NANCY SPRINGER “Milk of Human Blindness.” Mr. Jefferson #1. First published in Alfred Hitchcock Mystery Magazine, September 1996. Probably never reprinted.

   There can’t be a lot of business in Lancaster PA – the heart of Amish country – to keep a private eye in business, so it could very well be that this particular story was not only the first but also the last recorded case for Mr. Jefferson, as his client in this tale calls him. If so, that’s a shame, because as an introduction, it works fine, but it also leaves the reader (me) wanting more.

   Jefferson, by the way, is black, and he has kind of a sour outlook on life, with most of it taken up by doing repo and process serving. His client in this case is a young girl named Sarah, maybe eleven, twelve years old, and having found $200 on the street, she wants Jefferson to find out who her real parents are.
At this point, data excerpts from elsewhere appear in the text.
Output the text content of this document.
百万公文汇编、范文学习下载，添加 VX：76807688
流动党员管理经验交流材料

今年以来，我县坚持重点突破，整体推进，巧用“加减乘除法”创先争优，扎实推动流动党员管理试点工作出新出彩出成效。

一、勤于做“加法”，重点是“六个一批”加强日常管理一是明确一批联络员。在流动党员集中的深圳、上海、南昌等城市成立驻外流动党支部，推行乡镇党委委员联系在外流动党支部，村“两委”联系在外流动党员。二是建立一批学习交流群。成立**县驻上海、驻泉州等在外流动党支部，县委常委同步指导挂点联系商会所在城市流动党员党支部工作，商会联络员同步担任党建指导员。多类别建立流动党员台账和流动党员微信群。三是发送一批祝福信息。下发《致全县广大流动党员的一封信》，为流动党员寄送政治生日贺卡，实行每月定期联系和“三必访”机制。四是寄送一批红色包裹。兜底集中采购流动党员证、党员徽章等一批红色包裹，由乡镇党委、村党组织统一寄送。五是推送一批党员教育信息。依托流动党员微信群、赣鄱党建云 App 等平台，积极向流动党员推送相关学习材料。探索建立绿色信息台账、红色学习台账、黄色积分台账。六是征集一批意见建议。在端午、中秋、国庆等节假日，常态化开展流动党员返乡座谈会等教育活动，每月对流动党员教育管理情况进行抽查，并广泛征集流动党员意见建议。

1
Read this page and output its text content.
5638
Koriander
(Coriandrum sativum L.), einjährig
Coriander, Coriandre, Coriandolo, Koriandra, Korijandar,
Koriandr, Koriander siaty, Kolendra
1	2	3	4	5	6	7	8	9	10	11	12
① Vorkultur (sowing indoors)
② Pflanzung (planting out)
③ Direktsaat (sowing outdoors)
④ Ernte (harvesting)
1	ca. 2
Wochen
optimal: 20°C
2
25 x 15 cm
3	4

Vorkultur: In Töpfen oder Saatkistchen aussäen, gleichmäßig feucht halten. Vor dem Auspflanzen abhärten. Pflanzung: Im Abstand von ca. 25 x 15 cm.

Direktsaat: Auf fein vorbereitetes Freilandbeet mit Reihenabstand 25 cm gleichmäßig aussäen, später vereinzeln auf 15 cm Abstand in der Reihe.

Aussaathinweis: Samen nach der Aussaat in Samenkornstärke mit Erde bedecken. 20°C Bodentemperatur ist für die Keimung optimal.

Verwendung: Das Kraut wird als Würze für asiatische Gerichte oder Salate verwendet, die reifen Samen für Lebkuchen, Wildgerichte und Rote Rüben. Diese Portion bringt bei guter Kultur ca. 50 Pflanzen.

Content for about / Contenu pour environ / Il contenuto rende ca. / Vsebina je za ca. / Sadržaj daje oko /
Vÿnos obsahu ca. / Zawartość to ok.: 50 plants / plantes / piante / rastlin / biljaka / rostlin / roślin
Unfortunately when she discovers who lost the money (not drug money, as she thought), she needs the money back.

   And she agrees to go to work for Jefferson, to pay off her bill. And Jefferson, on his part, finds that yes, indeed, he needs the help, being as he is, not nearly as up to date in the new world of computers as he should be. By the story’s end and between the two of them, they have solved her case, and they’re ready for another. I hope there was one, but alas perhaps not.

PostScript: Nancy Springer is far better known as a fantasy writer, with several novels to her credit, but she also has written a long series of young adult mysteries about Enola Holmes, the fourteen-year-old sister of the far better known Sherlock Holmes, some twenty years older. A movie adaption of one the books is said to be currently in production.